I have been a model railroader for as long as I can remember. My father and I build the first Lionel layout in our basement when I was around 10. Later Santa Claus gave me an American Flyer set which had two rails instead of three and that made more sense to me because real trains didn't have three rails. I was around 13 or 14 I guess. A few years later I got a small HO train set because my cousin was into HO. Well I set up the HO layout on the rug and it won't stay on the track. (I wonder why!) I decided to give up on HO and traded it to a kid up the street for an old Lionel Standard Gauge set. Quite a trade when you consider the value of Lionel Standard gauge today. By the way I still have both Lionel sets and the American Flyer. Then I discovered girls and that was the end of trains until after I was married. I purchased a small HO brass traction engine. It was basically junk, but my interest was sparked again.
The year after we were married we had the occasion to visit Chicago. We drove all day and stayed in South Bend, Indiana for the night. The next morning we got up and had breakfast. On the way out of town to the Interstate I saw a trolley wire above this street. I pulled the VW bus onto the street and found a parking space, picked up my trusty old Super 8 camera and got out of the car just as a South Shore orange car pulled out of the yards and headed up the street. It paused at the red light then as the light turned green it proceeded on up the street headed for Chicago. I didn't know what I had seen and photographed, but I did know that I liked it a lot. Thus began my love of anything powered by overhead wire or third rail.
During my childhood I used to visit my aunt and uncle in Baltimore, Maryland. My parents would either take me to the B & O station in Silver Spring, Maryland and I would ride into Washington Union Station or they would take me to the station directly. There I would board a train headed up by a Pensy GG-1 and ride to Baltimore's Penn Station or if I couldn't get my way I would continue on the B & O behind steam into Camden station. I preferred to ride the Pensy. Once in Baltimore my aunt would meet me and we would take the number 26 trolley through Baltimore, Highlandtown, Dundalk, across the famous Bear Creek trestle into Sparrows Point to D street. They lived on E street there.

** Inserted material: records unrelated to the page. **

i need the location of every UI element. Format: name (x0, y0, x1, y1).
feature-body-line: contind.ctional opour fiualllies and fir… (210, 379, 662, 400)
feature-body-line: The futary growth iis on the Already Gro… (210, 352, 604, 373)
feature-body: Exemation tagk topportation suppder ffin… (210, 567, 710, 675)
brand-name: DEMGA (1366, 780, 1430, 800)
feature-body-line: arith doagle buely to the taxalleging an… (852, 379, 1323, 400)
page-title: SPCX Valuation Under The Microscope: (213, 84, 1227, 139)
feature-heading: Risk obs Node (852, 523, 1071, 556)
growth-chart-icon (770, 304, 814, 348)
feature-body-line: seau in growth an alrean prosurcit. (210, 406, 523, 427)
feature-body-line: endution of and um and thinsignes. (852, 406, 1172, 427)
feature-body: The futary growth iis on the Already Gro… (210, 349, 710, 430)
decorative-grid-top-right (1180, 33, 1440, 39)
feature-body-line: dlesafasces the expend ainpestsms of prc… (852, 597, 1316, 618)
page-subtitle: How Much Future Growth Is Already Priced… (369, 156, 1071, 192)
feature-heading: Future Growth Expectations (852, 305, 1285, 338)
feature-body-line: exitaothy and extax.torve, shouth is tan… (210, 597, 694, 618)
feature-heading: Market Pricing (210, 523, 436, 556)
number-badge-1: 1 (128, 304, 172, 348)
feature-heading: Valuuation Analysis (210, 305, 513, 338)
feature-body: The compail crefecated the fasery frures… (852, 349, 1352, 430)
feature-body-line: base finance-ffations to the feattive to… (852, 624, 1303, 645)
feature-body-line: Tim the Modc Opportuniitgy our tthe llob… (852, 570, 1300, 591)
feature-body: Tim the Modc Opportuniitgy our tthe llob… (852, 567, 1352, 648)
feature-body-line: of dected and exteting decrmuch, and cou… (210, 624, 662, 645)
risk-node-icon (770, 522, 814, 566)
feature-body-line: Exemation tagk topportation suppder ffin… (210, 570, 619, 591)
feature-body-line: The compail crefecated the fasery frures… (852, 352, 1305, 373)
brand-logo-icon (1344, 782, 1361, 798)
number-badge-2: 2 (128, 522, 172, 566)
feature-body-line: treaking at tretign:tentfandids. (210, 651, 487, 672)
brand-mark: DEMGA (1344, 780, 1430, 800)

Later, I discovered narrow gauge in the person of the East Broad Top railroad and this was the layout design that was shown on the drawing. HOWEVER, I have come to my senses and gone back to my original love, the Chicago Area Traction, and that may be the railroad I will be modeling. The drawing has been corrected very roughly to reflect this change. Hopefully I will soon have the time to begin that process and in addition produce and publish to the web information and drawing(s) about the these railroads as they will exist in my basement.